Cinque anni fa Alfonso Cuarón sbancava ad Hollywood con Gravity, film che di spaziale non aveva solo l’ambientazione ma anche il budget (100 milioni di dollari).
Dopo una lunga pausa, il premio Oscar messicano sta ora per tornare sul grande schermo. Chi ha in mente il Cuarón dei grandiosi effetti speciali, dovrà fare tabula rasa e prepararsi a una pellicola inedita. Non c’è alcun effetto speciale o attore famoso in questo film da cui è stato bandito persino il colore! Dopo aver attraversato mondi magici (Harry Potter e il prigioniero di Azkaban), utopici (I figli degli uomini) e a gravità zero (Gravity), Alfonso Cuarón è finalmente tornato a casa, per un progetto che lui stesso ha definito «qualcosa di molto personale».
Un lungometraggio in bianco e nero, ambientato negli anni ’70, nel quartiere chiamato Roma di Città del Messico, che ripercorre vicende vissute in prima persona dal regista circa cinquant’anni prima. La sua macchina da presa mancava dal Messico dai tempi di Y tu mamá también (2001). E il ritorno a casa di Cuarón è un ritorno col botto: il film ha già ottenuto uno straordinario riconoscimento da parte della critica, vincendo, non senza polemiche, il Leone d’oro del 75esimo Festival di Venezia. A voler essere precisi però, non si tratta di un ritorno sul “grande schermo”, quanto dell’esordio di Cuarón sul “piccolo” schermo di Netflix. E quella di assegnareil Leone d’Oro a un film distribuito da Netflix, perciò «non destinato alla visione in sala», è stata giudicata una scelta iniqua da esercenti e autori del mondo del cinema.

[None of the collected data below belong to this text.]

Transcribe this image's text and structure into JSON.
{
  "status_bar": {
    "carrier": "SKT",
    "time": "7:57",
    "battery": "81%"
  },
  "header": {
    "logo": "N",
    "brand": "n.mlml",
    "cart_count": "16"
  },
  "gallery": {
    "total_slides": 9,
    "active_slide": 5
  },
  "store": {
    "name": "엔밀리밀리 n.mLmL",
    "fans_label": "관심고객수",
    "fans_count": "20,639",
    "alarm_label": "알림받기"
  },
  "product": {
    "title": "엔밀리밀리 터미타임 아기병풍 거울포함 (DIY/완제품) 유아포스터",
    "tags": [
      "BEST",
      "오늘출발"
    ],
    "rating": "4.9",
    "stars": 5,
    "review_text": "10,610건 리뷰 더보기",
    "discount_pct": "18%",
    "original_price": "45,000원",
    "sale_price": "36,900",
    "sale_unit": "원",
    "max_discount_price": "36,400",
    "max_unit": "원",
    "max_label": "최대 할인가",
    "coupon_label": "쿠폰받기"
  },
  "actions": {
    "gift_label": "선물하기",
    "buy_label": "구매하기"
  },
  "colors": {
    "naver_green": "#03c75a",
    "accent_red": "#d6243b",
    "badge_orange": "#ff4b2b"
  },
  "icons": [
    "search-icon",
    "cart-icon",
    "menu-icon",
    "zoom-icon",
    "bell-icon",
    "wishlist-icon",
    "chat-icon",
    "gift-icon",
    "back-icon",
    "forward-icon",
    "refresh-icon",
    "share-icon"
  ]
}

In origine era previsto che il film uscisse nelle sale, ma nel 2018 Netflix ne ha acquistato i diritti di distribuzione. Ai giornalisti che oggi gli chiedono dettagli sulla distribuzione del film, Cuarón risponde infastidito che realizzarlo sarebbe stato impossibile senza Netflix. Secondo il cineasta messicano, il contesto geografico e culturale di Roma, sarebbe infatti, troppo distante dalle logiche che governano gli studios statunitensi. Gli attori sono decisamente lontani dallo star system hollywoodiano. A partire dalla protagonista Cleo, domestica interpretata dalla non-attrice Yalitza Aparicio, la distanza da Gravity è palpabile. Insomma, questa volta non si tratta di applaudire Sandra Bullock in missione nello spazio! E a Hollywood forse, la pellicola intimista di Cuarón, potrebbe non ottenere la stessa accoglienza riservata cinque anni fa a Gravity, vincitore di ben 7 premi Oscar.
Tra quelle che Cuarón ha definito «frivole polemiche», ci sono anche le chiacchiere sui favoritismi da parte del connazionale Guillermo Del Toro, presidente della giuria di Venezia 2018. Del Toro, ex Leone d’oro 2017, tuttavia ha cercato di fugare ogni dubbio, sottolineando come Roma abbia ottenuto l’approvazione di 9 giudici su 9; raggiungere un verdetto unanime è un evento piuttosto raro per la critica cinematografica.
Ma il film non sta facendo parlare di sé solo in quanto pietra dello scandalo su Netflix…
Insieme alle polemiche e alle recensioni entusiastiche, girano alcunianeddotiche contribuiscono a rendere più snervante l’attesa del film. Incuriosisce soprattutto, la notizia di un insolito modo di lavorare sul set. Pare che lo script fosse un segreto celato anche agli attori. Sul set, Cuarón era il solo a conoscere la sceneggiatura per intero, mentre il cast la scopriva ricevendo le battute giorno per giorno; al fine di restituire, sulla scena, reazioni quanto più forti e reali. Spesso le indicazioni date agli attori erano anche contraddittorie tra loro, il che deve aver provocato un certo caos sul set.
Il set di Roma rispecchia dunque, la concezione di Cuarón, per cui:
«la vita è esattamente così: è caotica e non si può davvero pianificare come reagire alle situazioni».